Élevés à Kassel par une mère sans fortune, veuve peu d’années après leur naissance, ils eurent, jeunes encore, des emplois de bibliothécaires et de secrétaires. L’un comme l’autre, ils furent des collectionneurs passionnés, en particulier de tout ce qui se rapporte aux légendes populaires ; ils ont fixé le premier texte écrit d’un grand nombre de contes qu’ils avaient recueillis de la tradition orale. « C’est dans ces légendes et dans ces contes que le peuple a inscrit sa foi et ce qu’il tient pour la nature des choses ; c’est là son lien à la religion, c’est un trésor dont il ne saisit pas bien la nature, mais qui lui apporte la félicité. » Ainsi s’exprimait Jacob Grimm en 1808 dans le Journal pour ermites (Zeitung für Einsiedler) que publiait, à Heidelberg, le poète Achim von Arnim. Arnim lui-même travaillait depuis 1803 avec son ami Clemens Brentano à la collecte des poèmes populaires. Les deux poètes se retrouvaient alors chez Joseph von Görres, qui, après avoir été révolutionnaire et républicain « cisrhénan », était devenu professeur à Heidelberg, où il a, le premier, rassemblé et publié les récits de la mythologie germanique. Joseph von Görres et le juriste Friedrich Karl von Savigny, que Jacob Grimm avait déjà entendu à l’université de Marburg en 1802, ont été les maîtres à penser de ce groupe romantique de Heidelberg, au sein duquel les frères Grimm ont commencé leurs recherches et leurs publications. Görres, mythologue et politique, et Savigny, fondateur de l’école historique du droit (historische Schule), accordaient une valeur éminente aux traditions populaires et à tout ce qui, venu du fond des âges, se transmet avant ou à côté de l’écriture.

C’est dans cette atmosphère que les frères Grimm ont commencé leur œuvre d’historiens de la langue et leur enquête sur les antiquités nationales de l’Allemagne, qui ont fait d’eux les fondateurs de la philologie allemande.

La première partie de cette œuvre est constituée par les Contes d’enfants et du foyer (Kinder- und Hausmärchen, 2 vol., 1812-1814) et par les Légendes allemandes (Deutsche Sagen, 2 vol., 1816-1818). Ces deux ouvrages passent, à juste titre, pour un monument national. Pourtant, ils sont l’œuvre personnelle des frères Grimm. Les notes que ceux-ci avaient prises en écoutant les gens du peuple sont, le plus souvent, schématiques et sans couleur.
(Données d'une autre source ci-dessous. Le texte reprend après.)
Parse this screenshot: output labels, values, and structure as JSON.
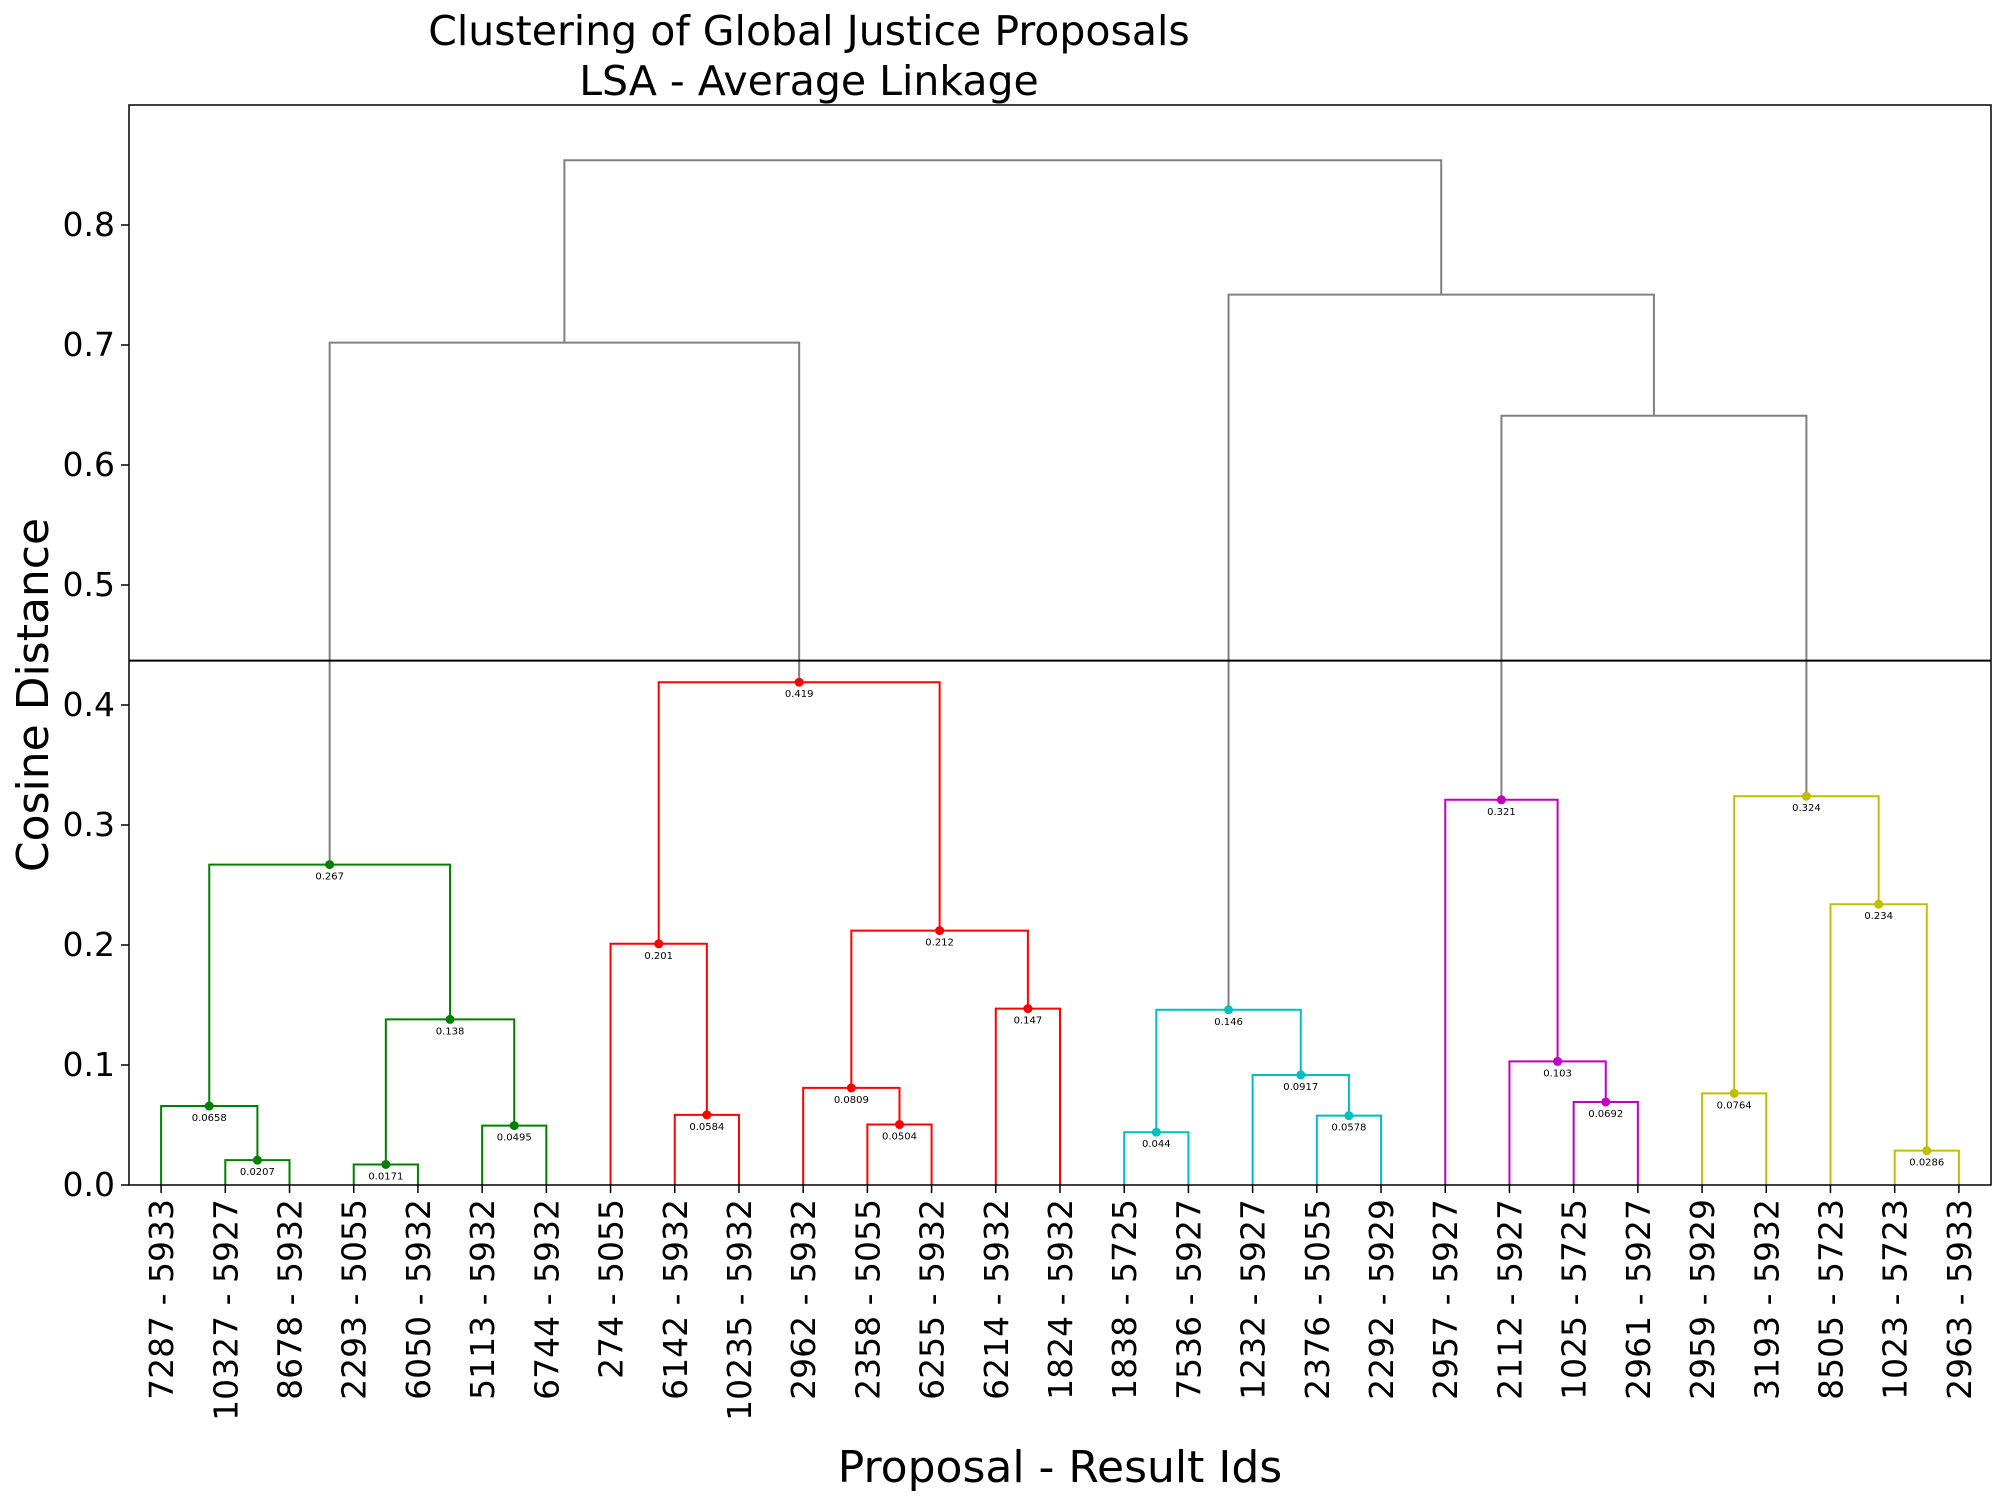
{
  "chart_data": {
    "type": "dendrogram",
    "title": "Clustering of Global Justice Proposals",
    "subtitle": "LSA - Average Linkage",
    "xlabel": "Proposal - Result Ids",
    "ylabel": "Cosine Distance",
    "ylim": [
      0,
      0.9
    ],
    "yticks": [
      "0.0",
      "0.1",
      "0.2",
      "0.3",
      "0.4",
      "0.5",
      "0.6",
      "0.7",
      "0.8"
    ],
    "cut_threshold": 0.437,
    "grid": false,
    "leaves": [
      "7287 - 5933",
      "10327 - 5927",
      "8678 - 5932",
      "2293 - 5055",
      "6050 - 5932",
      "5113 - 5932",
      "6744 - 5932",
      "274 - 5055",
      "6142 - 5932",
      "10235 - 5932",
      "2962 - 5932",
      "2358 - 5055",
      "6255 - 5932",
      "6214 - 5932",
      "1824 - 5932",
      "1838 - 5725",
      "7536 - 5927",
      "1232 - 5927",
      "2376 - 5055",
      "2292 - 5929",
      "2957 - 5927",
      "2112 - 5927",
      "1025 - 5725",
      "2961 - 5927",
      "2959 - 5929",
      "3193 - 5932",
      "8505 - 5723",
      "1023 - 5723",
      "2963 - 5933"
    ],
    "colors": {
      "green": "#008000",
      "red": "#ff0000",
      "cyan": "#00bfbf",
      "magenta": "#bf00bf",
      "yellow": "#bfbf00",
      "grey": "#808080"
    },
    "merges": [
      {
        "a": 1,
        "b": 2,
        "h": 0.0207,
        "label": "0.0207",
        "color": "green"
      },
      {
        "a": 0,
        "b": "n0",
        "h": 0.0658,
        "label": "0.0658",
        "color": "green"
      },
      {
        "a": 3,
        "b": 4,
        "h": 0.0171,
        "label": "0.0171",
        "color": "green"
      },
      {
        "a": 5,
        "b": 6,
        "h": 0.0495,
        "label": "0.0495",
        "color": "green"
      },
      {
        "a": "n2",
        "b": "n3",
        "h": 0.138,
        "label": "0.138",
        "color": "green"
      },
      {
        "a": "n1",
        "b": "n4",
        "h": 0.267,
        "label": "0.267",
        "color": "green"
      },
      {
        "a": 8,
        "b": 9,
        "h": 0.0584,
        "label": "0.0584",
        "color": "red"
      },
      {
        "a": 7,
        "b": "n6",
        "h": 0.201,
        "label": "0.201",
        "color": "red"
      },
      {
        "a": 11,
        "b": 12,
        "h": 0.0504,
        "label": "0.0504",
        "color": "red"
      },
      {
        "a": 10,
        "b": "n8",
        "h": 0.0809,
        "label": "0.0809",
        "color": "red"
      },
      {
        "a": 13,
        "b": 14,
        "h": 0.147,
        "label": "0.147",
        "color": "red"
      },
      {
        "a": "n9",
        "b": "n10",
        "h": 0.212,
        "label": "0.212",
        "color": "red"
      },
      {
        "a": "n7",
        "b": "n11",
        "h": 0.419,
        "label": "0.419",
        "color": "red"
      },
      {
        "a": 15,
        "b": 16,
        "h": 0.044,
        "label": "0.044",
        "color": "cyan"
      },
      {
        "a": 18,
        "b": 19,
        "h": 0.0578,
        "label": "0.0578",
        "color": "cyan"
      },
      {
        "a": 17,
        "b": "n14",
        "h": 0.0917,
        "label": "0.0917",
        "color": "cyan"
      },
      {
        "a": "n13",
        "b": "n15",
        "h": 0.146,
        "label": "0.146",
        "color": "cyan"
      },
      {
        "a": 22,
        "b": 23,
        "h": 0.0692,
        "label": "0.0692",
        "color": "magenta"
      },
      {
        "a": 21,
        "b": "n17",
        "h": 0.103,
        "label": "0.103",
        "color": "magenta"
      },
      {
        "a": 20,
        "b": "n18",
        "h": 0.321,
        "label": "0.321",
        "color": "magenta"
      },
      {
        "a": 24,
        "b": 25,
        "h": 0.0764,
        "label": "0.0764",
        "color": "yellow"
      },
      {
        "a": 27,
        "b": 28,
        "h": 0.0286,
        "label": "0.0286",
        "color": "yellow"
      },
      {
        "a": 26,
        "b": "n21",
        "h": 0.234,
        "label": "0.234",
        "color": "yellow"
      },
      {
        "a": "n20",
        "b": "n22",
        "h": 0.324,
        "label": "0.324",
        "color": "yellow"
      },
      {
        "a": "n5",
        "b": "n12",
        "h": 0.702,
        "label": "",
        "color": "grey"
      },
      {
        "a": "n19",
        "b": "n23",
        "h": 0.641,
        "label": "",
        "color": "grey"
      },
      {
        "a": "n16",
        "b": "n25",
        "h": 0.742,
        "label": "",
        "color": "grey"
      },
      {
        "a": "n24",
        "b": "n26",
        "h": 0.854,
        "label": "",
        "color": "grey"
      }
    ]
  }
}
Les récits, rédigés en particulier par Wilhelm Grimm, sont beaucoup plus développés ; rien n’a été changé à la donnée, mais les formes et la couleur sont l’apport déterminant du conteur.

Dans la philosophie comme dans la philologie des frères Grimm, tout ce qui est attesté par l’usage constitue la vérité d’une langue qui évolue et se développe comme un être vivant. La Grammaire allemande, de Jacob Grimm, publiée en quatre volumes de 1819 à 1837, a posé les fondements — entre autres, la loi de Grimm — des études de syntaxe et de morphologie, germaniques ou comparées.